Oracle recommends that you upgrade the software described by this documentation as soon as possible.

11.6.7 Address Spaces

DTrace executes D programs within the address space of the operating system kernel. Your entire Oracle Linux system manages one address space for the operating system kernel, and one for each user process. As each address space provides the illusion that it can access all of the memory on the system, the same virtual address might be used in different address spaces, but it would translate to different locations in physical memory. If your D programs use pointers, you need to be aware which address space corresponds to those pointers.

For example, if you use the syscall provider to instrument entry to a system call such as pipe() that takes a pointer to an integer or to an array of integers as an argument, it is not valid to use the * or [] operators to dereference that pointer or array. The address is in the address space of the user process that performed the system call, and not in the address space of the kernel. Dereferencing the address in D accesses the kernel's address space, which would result in an invalid address error or return unexpected data to your D program.

To access user process memory from a DTrace probe, use one of the copyin(), copyinstr(), or copyinto() functions with an address in user space.

The following D programs show two alternate and equivalent ways to print the file descriptor, string, and string length arguments that a process passed to the write() system call:

syscall::write:entry
{
  printf("fd=%d buf=%s count=%d", arg0, stringof(copyin(arg1, arg2)), arg2);
}

syscall::write:entry
{
  printf("fd=%d buf=%s count=%d", arg0, copyinstr(arg1, arg2), arg2);
}

The arg0, arg1 and arg2 variables contain the value of the fd, buf, and count arguments to the system call. Note that the value of arg1 is an address in the address space of the process, and not in the address space of the kernel.
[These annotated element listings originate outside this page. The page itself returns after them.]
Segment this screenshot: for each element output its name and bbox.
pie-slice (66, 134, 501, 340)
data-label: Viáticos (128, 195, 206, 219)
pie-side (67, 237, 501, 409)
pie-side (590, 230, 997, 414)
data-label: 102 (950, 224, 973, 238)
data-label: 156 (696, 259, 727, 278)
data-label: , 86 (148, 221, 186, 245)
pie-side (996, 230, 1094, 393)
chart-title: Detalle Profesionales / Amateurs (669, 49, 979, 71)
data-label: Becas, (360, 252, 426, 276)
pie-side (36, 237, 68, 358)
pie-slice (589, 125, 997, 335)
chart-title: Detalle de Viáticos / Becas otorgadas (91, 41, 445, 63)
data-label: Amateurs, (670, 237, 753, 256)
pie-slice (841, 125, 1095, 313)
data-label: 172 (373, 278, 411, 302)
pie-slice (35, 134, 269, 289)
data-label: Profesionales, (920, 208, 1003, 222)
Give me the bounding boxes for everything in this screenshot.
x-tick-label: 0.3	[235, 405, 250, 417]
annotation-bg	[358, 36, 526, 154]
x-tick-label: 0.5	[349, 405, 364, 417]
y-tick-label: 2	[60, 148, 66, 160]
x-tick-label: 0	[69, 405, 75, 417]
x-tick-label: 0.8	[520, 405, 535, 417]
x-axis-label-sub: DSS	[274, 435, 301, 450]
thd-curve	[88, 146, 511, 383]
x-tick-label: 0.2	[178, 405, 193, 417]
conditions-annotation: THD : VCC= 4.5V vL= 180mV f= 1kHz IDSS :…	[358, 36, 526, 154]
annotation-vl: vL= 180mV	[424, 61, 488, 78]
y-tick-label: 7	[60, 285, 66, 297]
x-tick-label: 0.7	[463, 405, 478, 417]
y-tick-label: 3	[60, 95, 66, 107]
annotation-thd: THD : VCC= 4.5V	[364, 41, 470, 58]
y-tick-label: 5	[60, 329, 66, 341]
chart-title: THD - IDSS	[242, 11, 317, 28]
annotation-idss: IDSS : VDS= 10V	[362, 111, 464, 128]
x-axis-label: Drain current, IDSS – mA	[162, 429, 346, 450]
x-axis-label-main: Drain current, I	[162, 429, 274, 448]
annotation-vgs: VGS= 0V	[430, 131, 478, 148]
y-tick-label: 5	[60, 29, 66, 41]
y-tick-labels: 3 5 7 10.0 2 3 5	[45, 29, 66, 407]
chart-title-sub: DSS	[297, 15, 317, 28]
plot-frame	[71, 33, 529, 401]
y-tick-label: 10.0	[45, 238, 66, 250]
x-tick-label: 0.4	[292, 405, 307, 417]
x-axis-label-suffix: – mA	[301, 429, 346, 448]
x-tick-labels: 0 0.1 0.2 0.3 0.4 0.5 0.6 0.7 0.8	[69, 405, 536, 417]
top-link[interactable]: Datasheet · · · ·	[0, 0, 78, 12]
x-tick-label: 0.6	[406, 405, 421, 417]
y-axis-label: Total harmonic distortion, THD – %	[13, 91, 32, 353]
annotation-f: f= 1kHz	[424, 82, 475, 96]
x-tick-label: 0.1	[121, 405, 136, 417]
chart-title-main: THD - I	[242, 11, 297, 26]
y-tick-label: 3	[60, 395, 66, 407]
In this example, it is necessary to use the stringof() function with copyin() so that DTrace converts the retrieved user data to a string. The copyinstr() function always returns a string.

To avoid confusion, you should name and comment variables that store user addresses appropriately. You should also store user addresses as variables of type uintptr_t so that you do not accidentally compile D code that dereferences them.